Recent changes in corporate governance require firms to maintain boards with a majority of outside independent directors. The belief seems to be that outside independent directors will strengthen corporate boards by monitoring the actions of management and ensuring that management decisions are made in the best interests of the stockholders. This belief, however, may be founded on an assumption that has its roots in public perception and not in fact. The purpose of this paper is to determine whether or not outside independent directors strengthen corporate boards.
Five areas within corporate boards of directors, including board composition, CEO duality, audit committees, compensation committees and nominating committees, are examined. The results of studies aimed at discerning the effects that outside independent directors have on increased firm performance and shareholder wealth through strong corporate governance are discussed.

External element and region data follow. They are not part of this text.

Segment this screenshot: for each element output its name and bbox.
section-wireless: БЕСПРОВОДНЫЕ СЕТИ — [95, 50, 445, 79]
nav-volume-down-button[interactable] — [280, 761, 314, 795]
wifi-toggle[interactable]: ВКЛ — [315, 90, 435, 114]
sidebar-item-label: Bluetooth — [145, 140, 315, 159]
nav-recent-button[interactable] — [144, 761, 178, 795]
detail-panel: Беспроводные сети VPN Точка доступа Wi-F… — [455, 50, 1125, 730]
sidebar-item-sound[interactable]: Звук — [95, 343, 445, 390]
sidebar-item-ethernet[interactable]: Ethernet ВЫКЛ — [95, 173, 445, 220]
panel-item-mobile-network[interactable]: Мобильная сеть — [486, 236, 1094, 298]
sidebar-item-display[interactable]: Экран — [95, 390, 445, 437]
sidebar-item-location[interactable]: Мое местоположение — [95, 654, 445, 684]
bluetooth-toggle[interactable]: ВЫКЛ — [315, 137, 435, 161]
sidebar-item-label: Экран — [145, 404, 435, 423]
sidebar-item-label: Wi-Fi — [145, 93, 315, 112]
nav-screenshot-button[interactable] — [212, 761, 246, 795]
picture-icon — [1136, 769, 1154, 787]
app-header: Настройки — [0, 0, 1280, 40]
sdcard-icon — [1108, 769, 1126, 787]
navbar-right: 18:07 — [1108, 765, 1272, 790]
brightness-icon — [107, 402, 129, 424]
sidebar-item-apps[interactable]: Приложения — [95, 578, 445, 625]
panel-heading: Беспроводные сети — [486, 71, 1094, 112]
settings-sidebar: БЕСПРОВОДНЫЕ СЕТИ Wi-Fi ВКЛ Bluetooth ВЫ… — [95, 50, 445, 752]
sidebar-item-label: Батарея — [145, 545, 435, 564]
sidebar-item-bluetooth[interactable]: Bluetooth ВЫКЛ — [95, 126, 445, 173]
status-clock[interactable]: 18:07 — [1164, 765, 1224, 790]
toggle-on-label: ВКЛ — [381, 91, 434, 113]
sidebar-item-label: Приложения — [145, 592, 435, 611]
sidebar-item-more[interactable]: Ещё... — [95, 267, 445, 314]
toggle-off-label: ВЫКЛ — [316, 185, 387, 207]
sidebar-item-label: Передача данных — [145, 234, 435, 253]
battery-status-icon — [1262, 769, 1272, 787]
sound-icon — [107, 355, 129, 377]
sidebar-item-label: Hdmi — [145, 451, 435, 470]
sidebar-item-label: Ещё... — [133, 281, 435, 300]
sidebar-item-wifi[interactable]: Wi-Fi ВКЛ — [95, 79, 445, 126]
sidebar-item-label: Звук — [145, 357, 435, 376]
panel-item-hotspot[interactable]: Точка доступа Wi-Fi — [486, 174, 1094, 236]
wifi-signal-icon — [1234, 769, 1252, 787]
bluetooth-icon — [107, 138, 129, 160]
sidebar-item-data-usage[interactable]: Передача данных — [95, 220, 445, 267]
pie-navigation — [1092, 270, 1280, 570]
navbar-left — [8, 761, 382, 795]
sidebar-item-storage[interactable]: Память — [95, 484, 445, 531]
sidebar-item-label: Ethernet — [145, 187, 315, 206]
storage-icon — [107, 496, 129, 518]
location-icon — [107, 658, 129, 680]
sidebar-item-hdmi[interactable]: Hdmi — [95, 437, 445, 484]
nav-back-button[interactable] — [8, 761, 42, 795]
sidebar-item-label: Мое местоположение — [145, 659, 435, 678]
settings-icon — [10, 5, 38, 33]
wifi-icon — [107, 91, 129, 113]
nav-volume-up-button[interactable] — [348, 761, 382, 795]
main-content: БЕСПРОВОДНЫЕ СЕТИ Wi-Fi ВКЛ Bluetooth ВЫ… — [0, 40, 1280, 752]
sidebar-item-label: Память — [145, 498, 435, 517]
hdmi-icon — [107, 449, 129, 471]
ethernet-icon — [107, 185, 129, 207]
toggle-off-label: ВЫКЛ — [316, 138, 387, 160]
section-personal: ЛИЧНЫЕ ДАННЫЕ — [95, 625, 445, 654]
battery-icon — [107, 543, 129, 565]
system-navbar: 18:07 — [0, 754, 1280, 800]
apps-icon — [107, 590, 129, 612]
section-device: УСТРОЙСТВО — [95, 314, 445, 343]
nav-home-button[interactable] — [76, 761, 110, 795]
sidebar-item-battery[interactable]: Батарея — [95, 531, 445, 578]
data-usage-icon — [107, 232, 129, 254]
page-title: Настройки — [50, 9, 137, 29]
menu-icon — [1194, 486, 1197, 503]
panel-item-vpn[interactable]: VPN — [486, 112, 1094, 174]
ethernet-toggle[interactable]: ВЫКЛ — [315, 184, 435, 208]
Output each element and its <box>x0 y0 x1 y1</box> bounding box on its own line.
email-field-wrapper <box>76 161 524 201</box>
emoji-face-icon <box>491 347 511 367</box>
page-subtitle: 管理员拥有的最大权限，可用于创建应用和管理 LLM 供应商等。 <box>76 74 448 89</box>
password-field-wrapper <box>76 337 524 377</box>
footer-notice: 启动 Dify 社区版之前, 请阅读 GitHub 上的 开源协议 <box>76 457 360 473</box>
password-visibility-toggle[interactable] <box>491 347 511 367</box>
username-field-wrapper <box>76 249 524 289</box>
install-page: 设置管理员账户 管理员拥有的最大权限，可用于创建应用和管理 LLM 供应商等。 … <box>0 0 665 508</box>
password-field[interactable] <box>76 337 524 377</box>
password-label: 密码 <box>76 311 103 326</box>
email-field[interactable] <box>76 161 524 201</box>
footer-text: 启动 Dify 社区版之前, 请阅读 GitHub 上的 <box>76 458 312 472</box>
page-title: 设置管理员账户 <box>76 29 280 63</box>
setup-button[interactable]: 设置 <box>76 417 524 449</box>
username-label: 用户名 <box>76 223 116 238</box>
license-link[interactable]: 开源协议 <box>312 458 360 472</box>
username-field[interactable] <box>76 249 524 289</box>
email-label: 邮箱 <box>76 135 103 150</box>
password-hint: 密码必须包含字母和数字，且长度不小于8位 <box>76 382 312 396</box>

The conclusion reached is that outside independent directors do appear to strengthen corporate boards; however, more needs to be done to reestablish the market's confidence in corporate America's ability to effectively govern itself.
Best practices are discussed that can assist corporate boards in fulfilling their responsibilities to shareholders in monitoring and controlling the actions of management.
This paper is of value to management of firms, corporate directors, and investors. It demonstrates that the presence of outside independent directors alone will not solve the deficiencies exposed in corporate boardrooms. It also highlights the fact that more needs to be done to change the environment in which corporate boards operate in order to better protect shareholder interests.